Bids for the 2003 Pan American Games

Overview
- XIV Pan American Games
- Winner: Santo Domingo Runner-up: Guadalajara Candidate: Medellín

Details
- Committee: PASO
- Election venue: Panama City, Panama 36th PASO General Assembly

Map
- Location of the bidding cities

Important dates
- Decision: December 6, 1998

Decision
- Winner: Santo Domingo (28 votes)
- Runner-up: Guadalajara (24 votes)

= Bids for the 2003 Pan American Games =

Three cities submitted bids to host the 2003 Pan American Games that were recognized by the Pan American Sports Organization. Santo Domingo was selected by PASO to host the XIV Pan American Games in the second round of voting on December 6, 1998, at its general assembly held in Panama City, Panama.

== Host city selection ==
Medellín was eliminated in the first round, as 26 votes were needed to win.
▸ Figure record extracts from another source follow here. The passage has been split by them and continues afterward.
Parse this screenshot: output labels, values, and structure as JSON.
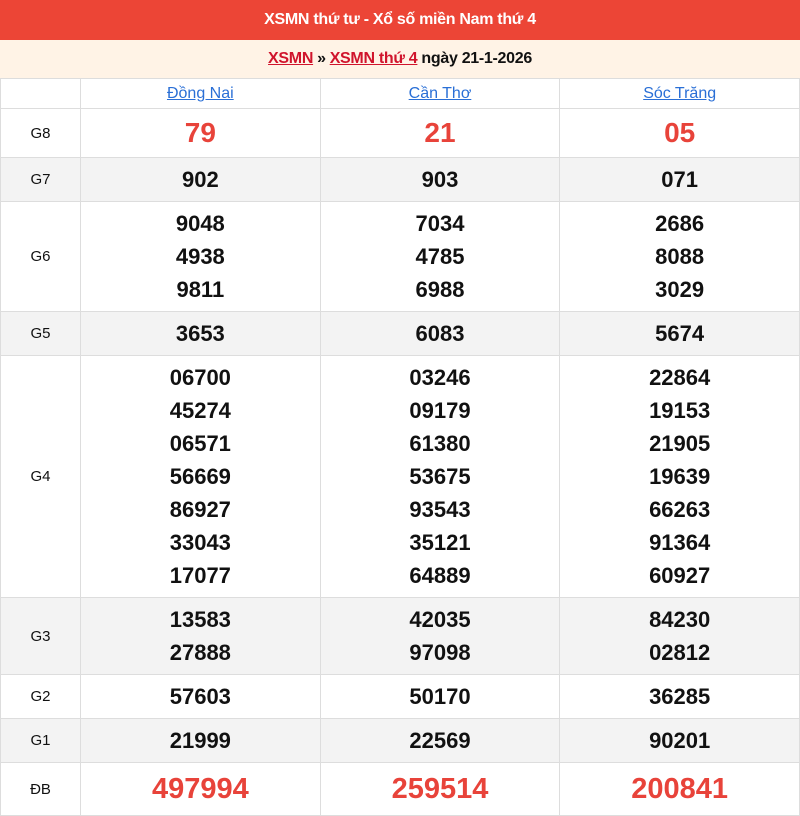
{
  "title": "XSMN thứ tư - Xổ số miền Nam thứ 4",
  "breadcrumb": {
    "link1": "XSMN",
    "sep": "»",
    "link2": "XSMN thứ 4",
    "date": "ngày 21-1-2026"
  },
  "provinces": [
    "Đồng Nai",
    "Cần Thơ",
    "Sóc Trăng"
  ],
  "rows": [
    {
      "label": "G8",
      "style": "big",
      "values": [
        [
          "79"
        ],
        [
          "21"
        ],
        [
          "05"
        ]
      ]
    },
    {
      "label": "G7",
      "style": "n",
      "values": [
        [
          "902"
        ],
        [
          "903"
        ],
        [
          "071"
        ]
      ]
    },
    {
      "label": "G6",
      "style": "n",
      "values": [
        [
          "9048",
          "4938",
          "9811"
        ],
        [
          "7034",
          "4785",
          "6988"
        ],
        [
          "2686",
          "8088",
          "3029"
        ]
      ]
    },
    {
      "label": "G5",
      "style": "n",
      "values": [
        [
          "3653"
        ],
        [
          "6083"
        ],
        [
          "5674"
        ]
      ]
    },
    {
      "label": "G4",
      "style": "n",
      "values": [
        [
          "06700",
          "45274",
          "06571",
          "56669",
          "86927",
          "33043",
          "17077"
        ],
        [
          "03246",
          "09179",
          "61380",
          "53675",
          "93543",
          "35121",
          "64889"
        ],
        [
          "22864",
          "19153",
          "21905",
          "19639",
          "66263",
          "91364",
          "60927"
        ]
      ]
    },
    {
      "label": "G3",
      "style": "n",
      "values": [
        [
          "13583",
          "27888"
        ],
        [
          "42035",
          "97098"
        ],
        [
          "84230",
          "02812"
        ]
      ]
    },
    {
      "label": "G2",
      "style": "n",
      "values": [
        [
          "57603"
        ],
        [
          "50170"
        ],
        [
          "36285"
        ]
      ]
    },
    {
      "label": "G1",
      "style": "n",
      "values": [
        [
          "21999"
        ],
        [
          "22569"
        ],
        [
          "90201"
        ]
      ]
    },
    {
      "label": "ĐB",
      "style": "db",
      "values": [
        [
          "497994"
        ],
        [
          "259514"
        ],
        [
          "200841"
        ]
      ]
    }
  ],
  "colors": {
    "header_bg": "#ec4536",
    "sub_bg": "#fff3e6",
    "prize_red": "#e8433a",
    "link_blue": "#2a6fd6"
  }
}
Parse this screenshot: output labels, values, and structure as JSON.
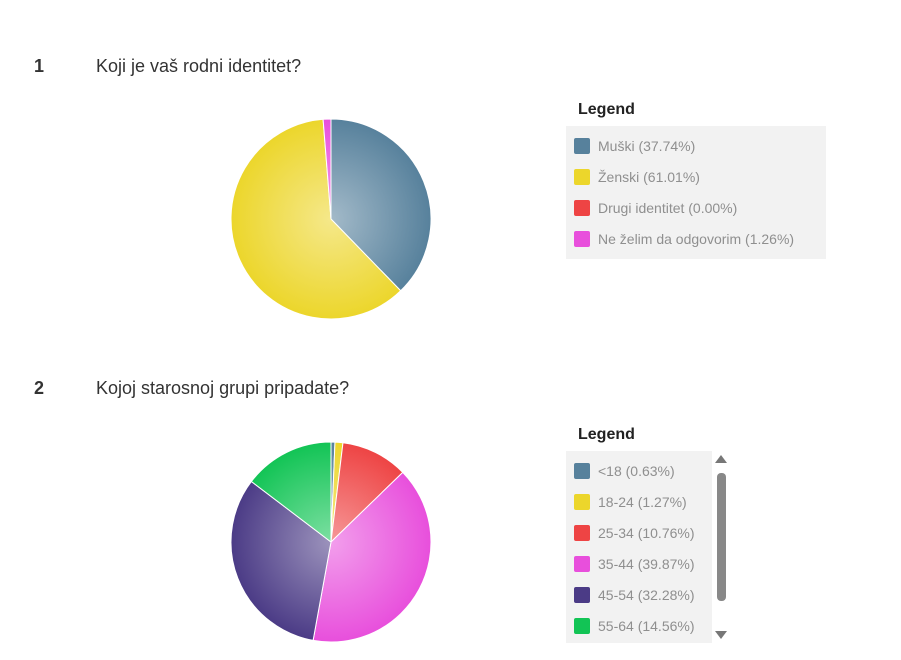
{
  "questions": [
    {
      "number": "1",
      "text": "Koji je vaš rodni identitet?",
      "legend_title": "Legend"
    },
    {
      "number": "2",
      "text": "Kojoj starosnoj grupi pripadate?",
      "legend_title": "Legend"
    }
  ],
  "chart_data": [
    {
      "type": "pie",
      "title": "",
      "categories": [
        "Muški",
        "Ženski",
        "Drugi identitet",
        "Ne želim da odgovorim"
      ],
      "values": [
        37.74,
        61.01,
        0.0,
        1.26
      ],
      "legend_labels": [
        "Muški (37.74%)",
        "Ženski (61.01%)",
        "Drugi identitet (0.00%)",
        "Ne želim da odgovorim (1.26%)"
      ],
      "colors": [
        "#57819c",
        "#ecd62b",
        "#ee4444",
        "#e84fdc"
      ],
      "legend_placement": "right"
    },
    {
      "type": "pie",
      "title": "",
      "categories": [
        "<18",
        "18-24",
        "25-34",
        "35-44",
        "45-54",
        "55-64"
      ],
      "values": [
        0.63,
        1.27,
        10.76,
        39.87,
        32.28,
        14.56
      ],
      "legend_labels": [
        "<18 (0.63%)",
        "18-24 (1.27%)",
        "25-34 (10.76%)",
        "35-44 (39.87%)",
        "45-54 (32.28%)",
        "55-64 (14.56%)"
      ],
      "colors": [
        "#57819c",
        "#ecd62b",
        "#ee4444",
        "#e84fdc",
        "#4b3b86",
        "#12c455"
      ],
      "legend_placement": "right",
      "legend_scrollable": true
    }
  ]
}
Santo Domingo won the majority vote in the first and second rounds with 24 votes and 28 votes, respectively.

2003 Pan American Games bidding results
| City | NOC | Round 1 | Round 2 |
| Santo Domingo | Dominican Republic | 24 | 28 |
| Guadalajara | Mexico | 21 | 24 |
| Medellín | Colombia | 6 | — |

== Bidding cities ==
=== Santo Domingo, Dominican Republic ===
Following the 1986 Central American and Caribbean Games held in Santiago de los Caballeros, President of the Dominican Republic Olympic Committee Dr. José Joaquín Puello announced a 13-point "ten-year plan," from 1989 to 1999, in which the last point was to hold the Pan American Games. The country gained support of President of the Pan American Sports Organization Mario Vázquez Raña following thereafter; on June 24, 1986 Raña urged Puello to bid for Pan American Games. Santo Domingo had submitted a bid for the 1999 Pan American Games, but lost to Winnipeg by six votes after a tight voting.

Santo Domingo's campaign to host the 2003 Games focused on the fact that the smaller countries can host the event, using the slogan Los Pequeños También Pueden (English: The little ones can also), and it proved to be effective. Puello also gained the support of newly-elected the then president Leonel Fernandez, even though broad sectors rejected the bid project.
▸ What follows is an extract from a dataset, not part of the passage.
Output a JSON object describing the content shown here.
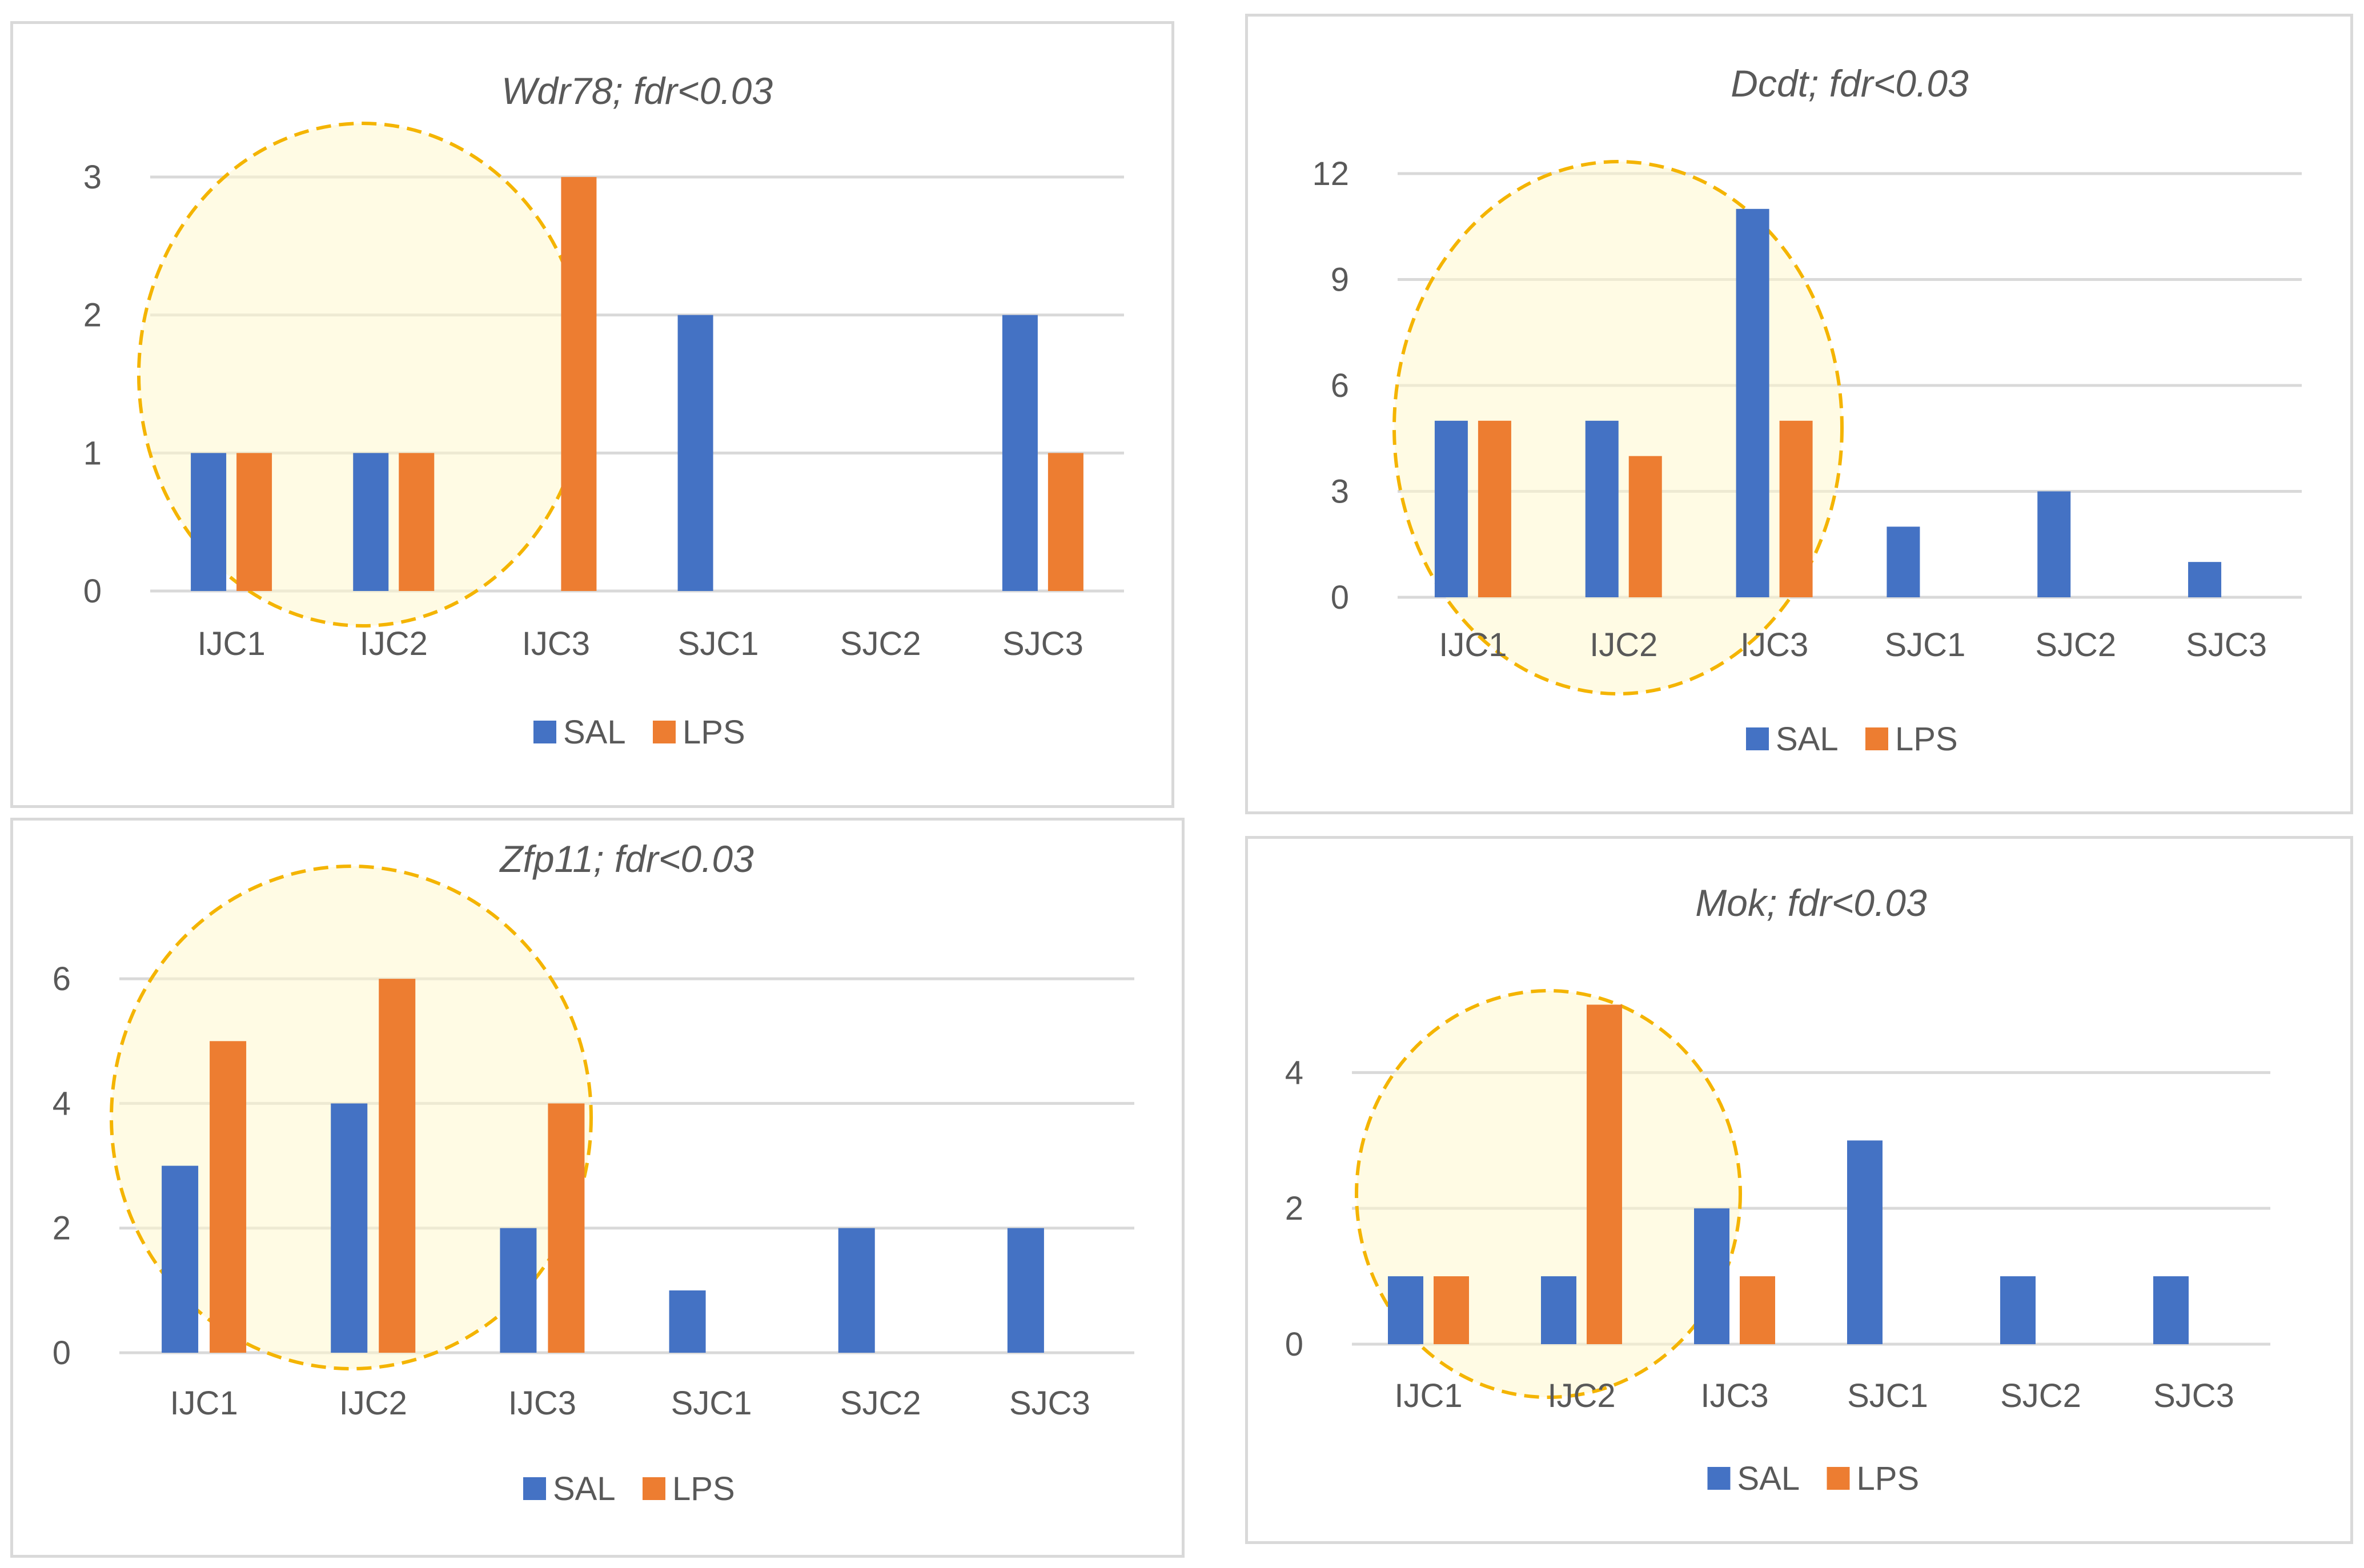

In the first round of voting, Medellín was eliminated. Santo Domingo and Medellín had an informal agreement that if one of the two cities was eliminated in the first round, they would make a campaign for the other in the second. Santo Domingo won in the second round.

=== Guadalajara, Mexico ===
In 1996, Mayor César Coll Carabias launched the first ever candidacy for Guadalajara to host the 2003 Pan American Games. Guadalajara had most of the sports venues necessary and a wealth of experience in organizing multi-sport events. Additionally, the then president of the Pan American Sports Organization Mario Vázquez Raña supported the city. In an effort to gain support for Guadalajara, Mexican delegates had offered to give about $51,000 to each of the 41 National Olympic Committees to be used for training programs for athletes. The Colombian delegation responded to this by accusing Mexico of bribery. Guadalajara lost to Santo Domingo in the second round.

=== Medellín, Colombia ===
Medellín had boasted an excellent climate condition, as well as the fact that most of the facilities that would have been necessary already existed, but due the colombian internal drug owners conflicts, the security considerations were a major concern. the then General Rosso José Serrano attempted to alleviate concerns over safety in Medellín. Medellín was eliminated was eliminated in the first round of voting. Keeping their promise to vote for Santo Domingo if they were eliminated in the first round, after the elimination, the colombian city make your campaign for Santo Domingo in the second.

== Showed preliminary interest ==
- CHI Santiago, Chile
Santiago did show interest in hosting the 2003 Games, but in June 1998, the city decided not to further any attempt for hosting the games.